As I might have expected, the impetus to train came from the college. I was rescued from a fit of depression by a college-mate, a German, who wanted some one to train with. At school he had run three miles in remarkable time; but later, when an officer in the German army, his horse had rolled over him at the finish of a steeple-chase, and the accident had knocked out his heart; so he was going to try to sprint. I advised him against all training, and the groundsman shook his head. Yet he was set upon showing the Englishmen in Balliol that a German could be a sportsman. This was no idle talk, as I found later, when he fainted in the bath after a fast hundred, and failed by no one knows how little of coming to. We were soon joined by a third Balliol man, a young Greek poet, whose name is familiar to all who are abreast of the latest literary movement at Athens. He was taking up with athletics because of his interest in the revival of the ancient glories of Greece. When I asked him what distance suited him best—whether he was a sprinter or a runner—he answered with the sweet reasonableness of the Hellenic nature that any distance would suit him that suited me. A motlier trio than we, I suppose, never scratched a cinder-path. Yet the fellows in our college seemed almost as interested as they were amused; and we soon found that even so learned a place as Balliol would have been glad to bolster its self-esteem by furnishing its quota of "running blues." What was lacking in the way of stimulus from the university was more than made up for by the spontaneous interest of the fellows in college.
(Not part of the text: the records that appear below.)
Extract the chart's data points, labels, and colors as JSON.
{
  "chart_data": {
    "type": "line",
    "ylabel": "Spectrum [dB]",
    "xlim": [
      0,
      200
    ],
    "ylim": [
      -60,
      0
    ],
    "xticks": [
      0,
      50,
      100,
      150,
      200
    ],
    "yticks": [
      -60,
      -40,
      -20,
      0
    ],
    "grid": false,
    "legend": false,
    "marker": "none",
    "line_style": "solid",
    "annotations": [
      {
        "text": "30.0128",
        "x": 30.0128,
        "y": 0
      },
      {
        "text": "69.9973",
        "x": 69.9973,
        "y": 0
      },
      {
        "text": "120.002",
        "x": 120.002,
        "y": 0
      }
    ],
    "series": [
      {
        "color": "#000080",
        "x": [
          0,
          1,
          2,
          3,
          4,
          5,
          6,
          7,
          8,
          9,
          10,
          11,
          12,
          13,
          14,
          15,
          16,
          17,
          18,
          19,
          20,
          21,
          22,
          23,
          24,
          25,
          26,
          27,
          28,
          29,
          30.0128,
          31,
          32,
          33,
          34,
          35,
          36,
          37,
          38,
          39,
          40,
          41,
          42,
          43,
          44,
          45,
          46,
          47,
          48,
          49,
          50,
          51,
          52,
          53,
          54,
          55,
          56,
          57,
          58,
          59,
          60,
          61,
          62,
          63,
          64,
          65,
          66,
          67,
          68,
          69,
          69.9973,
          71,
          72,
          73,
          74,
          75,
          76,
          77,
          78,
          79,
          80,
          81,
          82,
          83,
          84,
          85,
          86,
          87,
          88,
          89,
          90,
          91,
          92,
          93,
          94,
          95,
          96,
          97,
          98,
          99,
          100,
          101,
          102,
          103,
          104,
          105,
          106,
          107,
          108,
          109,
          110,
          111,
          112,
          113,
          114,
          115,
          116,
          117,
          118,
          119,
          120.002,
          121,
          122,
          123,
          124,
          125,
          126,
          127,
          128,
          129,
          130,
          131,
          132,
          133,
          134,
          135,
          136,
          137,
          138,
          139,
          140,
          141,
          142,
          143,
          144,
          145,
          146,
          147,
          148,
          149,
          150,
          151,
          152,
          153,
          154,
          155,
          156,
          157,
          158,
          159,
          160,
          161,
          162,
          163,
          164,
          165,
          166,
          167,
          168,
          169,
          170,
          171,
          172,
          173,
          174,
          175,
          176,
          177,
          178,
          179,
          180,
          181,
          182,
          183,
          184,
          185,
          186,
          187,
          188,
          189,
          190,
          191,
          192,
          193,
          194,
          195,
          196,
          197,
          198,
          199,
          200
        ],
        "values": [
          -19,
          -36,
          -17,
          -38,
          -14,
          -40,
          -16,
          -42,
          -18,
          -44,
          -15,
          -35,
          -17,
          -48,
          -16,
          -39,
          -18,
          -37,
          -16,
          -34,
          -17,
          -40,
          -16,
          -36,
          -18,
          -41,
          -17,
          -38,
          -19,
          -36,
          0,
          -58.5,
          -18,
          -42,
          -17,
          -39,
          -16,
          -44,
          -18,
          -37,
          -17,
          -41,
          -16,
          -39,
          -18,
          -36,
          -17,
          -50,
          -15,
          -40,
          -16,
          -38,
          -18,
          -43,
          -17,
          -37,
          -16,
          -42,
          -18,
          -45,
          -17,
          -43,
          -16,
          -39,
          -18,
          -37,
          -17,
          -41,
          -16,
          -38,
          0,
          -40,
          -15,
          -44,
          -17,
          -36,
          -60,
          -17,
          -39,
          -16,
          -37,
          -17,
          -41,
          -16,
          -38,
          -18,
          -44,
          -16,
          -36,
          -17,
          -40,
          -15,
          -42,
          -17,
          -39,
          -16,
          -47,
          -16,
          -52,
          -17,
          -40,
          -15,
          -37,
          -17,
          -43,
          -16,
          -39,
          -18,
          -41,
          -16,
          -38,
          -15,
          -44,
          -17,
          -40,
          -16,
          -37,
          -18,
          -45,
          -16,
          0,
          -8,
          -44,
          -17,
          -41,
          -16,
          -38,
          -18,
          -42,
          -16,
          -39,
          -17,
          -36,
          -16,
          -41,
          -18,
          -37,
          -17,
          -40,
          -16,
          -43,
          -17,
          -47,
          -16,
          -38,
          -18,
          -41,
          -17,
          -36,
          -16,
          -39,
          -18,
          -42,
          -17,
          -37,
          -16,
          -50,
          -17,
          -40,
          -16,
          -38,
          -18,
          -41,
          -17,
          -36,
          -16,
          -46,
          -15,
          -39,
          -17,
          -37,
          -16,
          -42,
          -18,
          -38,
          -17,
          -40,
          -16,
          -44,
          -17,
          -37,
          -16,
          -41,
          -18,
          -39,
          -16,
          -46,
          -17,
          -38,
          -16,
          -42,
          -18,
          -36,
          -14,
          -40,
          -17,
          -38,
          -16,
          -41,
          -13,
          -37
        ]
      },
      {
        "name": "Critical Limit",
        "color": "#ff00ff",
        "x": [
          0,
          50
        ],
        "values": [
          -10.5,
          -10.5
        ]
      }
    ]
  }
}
The rudimentary form of athletics is in meetings held by the separate colleges. These occur throughout the athletic season, namely, the autumn term and the winter term; and as hard on to a score of colleges give them, they come off pretty often. The prizes are sums of money placed with the Oxford jeweler, to be spent in his shop as the winners see fit. In America, the four classes, which are the only sources of athletic life independent of the university, are so moribund socially that it never occurs to them to get out on the track for a day's sport. It is true that we sometimes hold inter-class games, but the management of these is in the hands of the university; they are inspired solely by a very conscious attempt to develop new men, and to furnish the old ones with practice in racing. The vitality of the athletic spirits in the English colleges is witnessed by the fact that an Oxford college frequently meets a fit rival at Cambridge in a set of dual games just for the fun of it.